To highlight the improvement with Qt 5.9 and 5.12 we have normalized the result of Qt 5.6 to 100.
Overall improvement (TotalScore) of Qt 5.9.7 compared to Qt 5.6.3 is 1785% and Qt 5.12.3 compared to Qt 5.6.3 the improvement is 2138%. Compared to Qt 5.6.3, the biggest performance improvement is seen due to supporting JIT on 64-bit ARMv8 architecture used in many modern embedded processors. With Qt 5.6 JIT is not supported on 64-bit ARM.
Overall Qt Quick Performance
Because it is so easy to break performance, we regularly run several different kinds of performance tests. These also help in analyzing how the various optimizations work across different platforms and to make sure feature development and error corrections do not have unintended side effects to performance. Some of these results are visible at testsresults.qt.io, for example the QML Bench tests.
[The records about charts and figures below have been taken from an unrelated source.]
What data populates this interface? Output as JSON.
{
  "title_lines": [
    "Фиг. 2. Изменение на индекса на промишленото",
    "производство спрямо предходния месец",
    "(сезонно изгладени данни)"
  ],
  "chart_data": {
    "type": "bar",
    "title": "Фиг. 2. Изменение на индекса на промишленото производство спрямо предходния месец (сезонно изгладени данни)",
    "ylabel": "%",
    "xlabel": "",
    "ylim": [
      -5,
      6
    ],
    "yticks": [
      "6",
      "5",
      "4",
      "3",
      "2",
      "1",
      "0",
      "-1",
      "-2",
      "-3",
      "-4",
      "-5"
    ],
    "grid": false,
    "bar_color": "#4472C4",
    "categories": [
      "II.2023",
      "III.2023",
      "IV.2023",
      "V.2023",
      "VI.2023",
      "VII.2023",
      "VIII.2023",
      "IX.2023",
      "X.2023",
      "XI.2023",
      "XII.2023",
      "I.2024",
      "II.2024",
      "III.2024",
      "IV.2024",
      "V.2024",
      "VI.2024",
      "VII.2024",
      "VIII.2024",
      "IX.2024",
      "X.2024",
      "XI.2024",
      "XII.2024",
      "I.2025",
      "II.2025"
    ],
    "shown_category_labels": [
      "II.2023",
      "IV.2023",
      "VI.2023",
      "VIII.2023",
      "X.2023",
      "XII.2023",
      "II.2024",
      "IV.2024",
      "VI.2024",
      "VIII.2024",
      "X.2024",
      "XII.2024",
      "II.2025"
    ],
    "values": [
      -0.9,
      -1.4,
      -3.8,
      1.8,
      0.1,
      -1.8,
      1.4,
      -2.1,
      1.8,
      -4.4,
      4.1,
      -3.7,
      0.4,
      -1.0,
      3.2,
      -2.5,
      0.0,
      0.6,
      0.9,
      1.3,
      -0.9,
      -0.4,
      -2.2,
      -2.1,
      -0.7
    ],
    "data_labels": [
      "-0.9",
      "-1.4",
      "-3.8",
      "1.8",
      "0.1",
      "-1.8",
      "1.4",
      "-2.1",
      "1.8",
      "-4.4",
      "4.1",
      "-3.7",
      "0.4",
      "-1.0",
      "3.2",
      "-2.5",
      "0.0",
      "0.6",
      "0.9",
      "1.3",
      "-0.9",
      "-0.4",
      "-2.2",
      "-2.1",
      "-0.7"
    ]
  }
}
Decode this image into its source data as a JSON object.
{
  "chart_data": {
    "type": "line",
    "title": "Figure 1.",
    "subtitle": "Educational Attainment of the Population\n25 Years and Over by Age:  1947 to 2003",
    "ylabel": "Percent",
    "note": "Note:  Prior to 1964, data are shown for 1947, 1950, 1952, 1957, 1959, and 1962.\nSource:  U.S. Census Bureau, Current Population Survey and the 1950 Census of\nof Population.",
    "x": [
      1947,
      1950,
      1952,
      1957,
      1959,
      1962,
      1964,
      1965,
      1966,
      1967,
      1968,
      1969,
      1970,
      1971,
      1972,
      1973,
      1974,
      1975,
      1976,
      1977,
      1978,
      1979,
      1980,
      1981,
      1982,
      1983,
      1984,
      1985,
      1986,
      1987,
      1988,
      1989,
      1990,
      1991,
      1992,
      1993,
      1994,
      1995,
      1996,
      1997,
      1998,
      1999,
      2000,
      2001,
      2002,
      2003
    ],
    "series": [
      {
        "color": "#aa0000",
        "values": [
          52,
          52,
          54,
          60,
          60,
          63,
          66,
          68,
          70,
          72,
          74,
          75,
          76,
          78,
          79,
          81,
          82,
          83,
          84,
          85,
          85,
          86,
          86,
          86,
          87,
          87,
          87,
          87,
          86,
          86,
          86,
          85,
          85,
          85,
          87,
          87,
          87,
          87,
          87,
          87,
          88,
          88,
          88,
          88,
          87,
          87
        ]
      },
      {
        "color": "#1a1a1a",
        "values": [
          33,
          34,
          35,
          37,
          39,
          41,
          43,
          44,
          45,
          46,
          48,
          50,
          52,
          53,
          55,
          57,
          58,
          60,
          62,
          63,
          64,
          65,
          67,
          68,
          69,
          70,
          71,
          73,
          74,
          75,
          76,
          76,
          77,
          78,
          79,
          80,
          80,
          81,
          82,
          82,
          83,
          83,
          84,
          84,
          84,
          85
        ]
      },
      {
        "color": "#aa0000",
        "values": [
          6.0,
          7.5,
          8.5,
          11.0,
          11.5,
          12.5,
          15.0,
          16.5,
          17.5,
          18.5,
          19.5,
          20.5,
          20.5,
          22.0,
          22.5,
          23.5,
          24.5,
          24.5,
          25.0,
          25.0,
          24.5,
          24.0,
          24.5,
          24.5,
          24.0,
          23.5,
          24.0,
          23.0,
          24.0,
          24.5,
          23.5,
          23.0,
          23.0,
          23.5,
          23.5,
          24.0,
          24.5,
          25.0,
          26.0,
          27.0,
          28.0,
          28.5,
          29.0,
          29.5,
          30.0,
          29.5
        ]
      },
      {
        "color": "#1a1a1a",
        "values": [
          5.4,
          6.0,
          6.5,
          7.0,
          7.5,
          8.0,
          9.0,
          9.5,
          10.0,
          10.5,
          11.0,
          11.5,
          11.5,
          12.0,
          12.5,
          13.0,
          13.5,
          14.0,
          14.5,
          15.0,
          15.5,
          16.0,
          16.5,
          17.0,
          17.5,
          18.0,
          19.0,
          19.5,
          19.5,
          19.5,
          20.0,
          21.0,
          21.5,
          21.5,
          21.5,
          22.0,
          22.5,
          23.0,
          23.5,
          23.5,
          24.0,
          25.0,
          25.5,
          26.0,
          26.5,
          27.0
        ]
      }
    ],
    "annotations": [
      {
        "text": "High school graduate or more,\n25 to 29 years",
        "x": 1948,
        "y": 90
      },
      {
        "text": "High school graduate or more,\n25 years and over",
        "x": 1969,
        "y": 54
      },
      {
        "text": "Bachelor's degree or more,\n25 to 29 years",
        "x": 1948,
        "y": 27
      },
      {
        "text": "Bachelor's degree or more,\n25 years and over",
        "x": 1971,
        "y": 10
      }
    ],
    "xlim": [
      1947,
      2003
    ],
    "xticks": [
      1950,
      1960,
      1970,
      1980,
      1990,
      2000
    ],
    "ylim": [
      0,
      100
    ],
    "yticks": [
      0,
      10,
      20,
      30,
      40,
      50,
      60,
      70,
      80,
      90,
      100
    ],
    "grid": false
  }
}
To compare the effect of Qt versions, we have run the full QML Bench test set with Qt 5.6.3, Qt 5.9.7 and Qt 5.12.3. To improve the comparability of results, we are running Qt Quick Controls 1 tests on Qt 5.6.3, as it does not have Qt Quick Controls 2 functionality. Otherwise the functionality tested by the QML Bench is same between these Qt versions. For these tests, QML Bench was run on an Nvidia Jetson TX1 development board (64-bit ARM processor) running the Nvidia supported Linux for Tegra Ubuntu 16.04.
QML Bench has been developed with typical application use cases in mind, trying to cover as many of those as possible in a comprehensive suite. But as with any benchmark, this still means that the improvements in your application might vary depending on how QML is being used there – so it is always recommended to gather performance data with your own application to see how much its performance improves.
In this post the focus was in the Qt Quick performance, where we have improved the performance of Qt 5.12 LTS significantly compared to the earlier LTS releases of Qt in three important areas:
- QML memory usage
- Overall Qt Quick performance
In addition to these, Qt 5.12 LTS provides many other performance improvements as well. One important improvement in Qt 5.12 LTS is the possibility to use pre-generated distance fields of fonts. Earlier Qt has created the distance fields during the application startup, which can consume a lot of CPU cycles especially for non-latin fonts (that have many glyphs) and complex latin fonts (that have a lot of different shapes). With Qt 5.12 LTS, we release a tool called “Qt Distance Field Generator”, which allows you to pregenerate the distance fields for either a selection of the glyphs in a font or all of them.
Other areas where we have been improving performance include, for example, Qt 3D CPU usage and Qt 3D memory consumption (especially beneficial for Qt 3D Studio applications). Qt 5.12 LTS also introduces a completely re-designed TableView, which takes the performance of large tables to completely different level than the old TableView implementation of Qt Quick Controls 1. Of course, Qt 5.12 LTS also benefits from the compressed texture support introduced with Qt 5.10 and improved with Qt 5.11, as well as multiple other improvements done since the previous LTS release of Qt.
If you have not yet looked into Qt 5.12 LTS, please take it for a spin.